Infine, tra una retorica e l’altra, Leccese ha sentito il bisogno di rammentare che, se a Ventotene si scrisse il futuro, qualche anno prima in Italia si scriveva anche il manifesto della razza. Mentre queste parole scorrevano, mi sono immaginato il pubblico rapito da tale riflessione. Certo, è difficile far finta di niente di fronte a tali errori storici. E chi si ostina a ignorarli rischia di trovarsi a riconoscere la necessità di affrontare il passato. Un concetto che spesso pare sfuggire a troppi. Sì, perché per rinascere, è fondamentale guardare in faccia i propri errori, non credete?

Parliamo della polemica che ha corredato il 25 aprile come un brutto giallo che continua a non finire mai. Il viceministro alla Giustizia, Francesco Paolo Sisto, ha deciso di inserirsi nel dibattito, definendo le critiche «strumentali». Ma davvero? Chi avrebbe mai potuto pensare che un’opinione contraria al governo fosse altro che uno strumento in mano a chissà chi. “Non c’è stato nulla che non induca a dare a questa cerimonia il valore che merita e che ha”, ha sottolineato, pronunciando parole che potremmo quasi definire poetiche, se non fosse che stanno uscendo dalla bocca di un politico.

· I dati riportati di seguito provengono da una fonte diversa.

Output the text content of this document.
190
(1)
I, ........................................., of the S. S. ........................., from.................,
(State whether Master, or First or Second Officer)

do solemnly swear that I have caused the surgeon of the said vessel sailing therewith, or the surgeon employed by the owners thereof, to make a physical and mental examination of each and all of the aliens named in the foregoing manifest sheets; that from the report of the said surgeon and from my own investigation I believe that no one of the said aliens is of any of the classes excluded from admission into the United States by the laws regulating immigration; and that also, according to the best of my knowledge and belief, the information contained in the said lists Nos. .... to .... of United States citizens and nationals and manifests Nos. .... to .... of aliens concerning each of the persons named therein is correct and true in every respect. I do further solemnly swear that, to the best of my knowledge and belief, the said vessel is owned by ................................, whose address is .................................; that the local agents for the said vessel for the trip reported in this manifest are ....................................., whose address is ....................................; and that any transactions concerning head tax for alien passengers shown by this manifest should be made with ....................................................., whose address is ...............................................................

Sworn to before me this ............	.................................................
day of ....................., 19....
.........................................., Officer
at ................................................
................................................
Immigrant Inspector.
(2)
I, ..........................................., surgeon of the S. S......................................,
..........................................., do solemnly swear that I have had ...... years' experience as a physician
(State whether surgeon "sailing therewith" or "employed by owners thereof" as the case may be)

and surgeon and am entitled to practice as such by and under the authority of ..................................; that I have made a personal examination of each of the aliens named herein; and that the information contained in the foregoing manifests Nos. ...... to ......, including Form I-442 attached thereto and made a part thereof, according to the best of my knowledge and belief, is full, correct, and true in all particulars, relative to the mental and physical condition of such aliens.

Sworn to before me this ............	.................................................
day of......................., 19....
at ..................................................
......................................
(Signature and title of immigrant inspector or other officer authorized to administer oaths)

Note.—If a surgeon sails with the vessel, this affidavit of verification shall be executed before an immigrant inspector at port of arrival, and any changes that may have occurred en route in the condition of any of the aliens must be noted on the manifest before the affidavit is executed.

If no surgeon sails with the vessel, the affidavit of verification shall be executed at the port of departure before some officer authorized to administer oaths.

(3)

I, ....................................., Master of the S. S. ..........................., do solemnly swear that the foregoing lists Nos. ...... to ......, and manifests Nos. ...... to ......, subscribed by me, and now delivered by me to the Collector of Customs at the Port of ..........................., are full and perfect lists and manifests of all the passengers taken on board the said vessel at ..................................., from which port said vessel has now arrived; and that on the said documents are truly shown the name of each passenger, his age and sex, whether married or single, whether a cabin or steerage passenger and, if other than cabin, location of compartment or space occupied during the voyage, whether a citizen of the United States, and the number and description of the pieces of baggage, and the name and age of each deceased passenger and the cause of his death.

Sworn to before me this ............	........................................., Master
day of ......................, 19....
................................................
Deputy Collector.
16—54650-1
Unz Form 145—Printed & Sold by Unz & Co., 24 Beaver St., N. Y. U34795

È evidente che nessuno, eccetto i detrattori, può mettere in dubbio il valore di una celebrazione. Che bel momento di riflessione, in un periodo così cruciale per il nostro Paese! Ma aspettate un attimo: questo stesso governo ha una bella lista di questioni spinose da affrontare. E come non ricordare i ${Eredità} lasciati da chi, in passato, ha lottato per la libertà? È quasi un gioco da ragazzi pensare che il sacrificio di tanti possa essere usato come moneta in questo clima politico così delicato.

Dopo tutte le belle parole e gli onori ai caduti, come da tradizione, studenti di istituti superiori di Bari hanno partecipato alla cerimonia leggendo lettere di condannati a morte della resistenza europea. Un modo originale di ricordare quegli eventi, certo. “La cosa importante è che quei testi dei condannati a morte vivano ancora”, ha affermato il presidente dell’Anpi di Bari, Pasquale Martino. Perché chi non li conosce, alla fine? Eppure, magari avrebbero potuto usare quelle stesse lettere per denunciare il presente, ma chissà, i volontari della memoria fanno ciò che possono.

La chiusura è da incorniciare: al termine della cerimonia, l’Anpi ha sfilato cantando «Bella ciao». Che splendida conclusione, come se la storia potesse davvero imparare dagli errori del passato! Forse, un giorno, capiremo che il vero impegno per il futuro non passa solo per le celebrazioni, ma per la volontà di affrontare le contraddizioni del presente.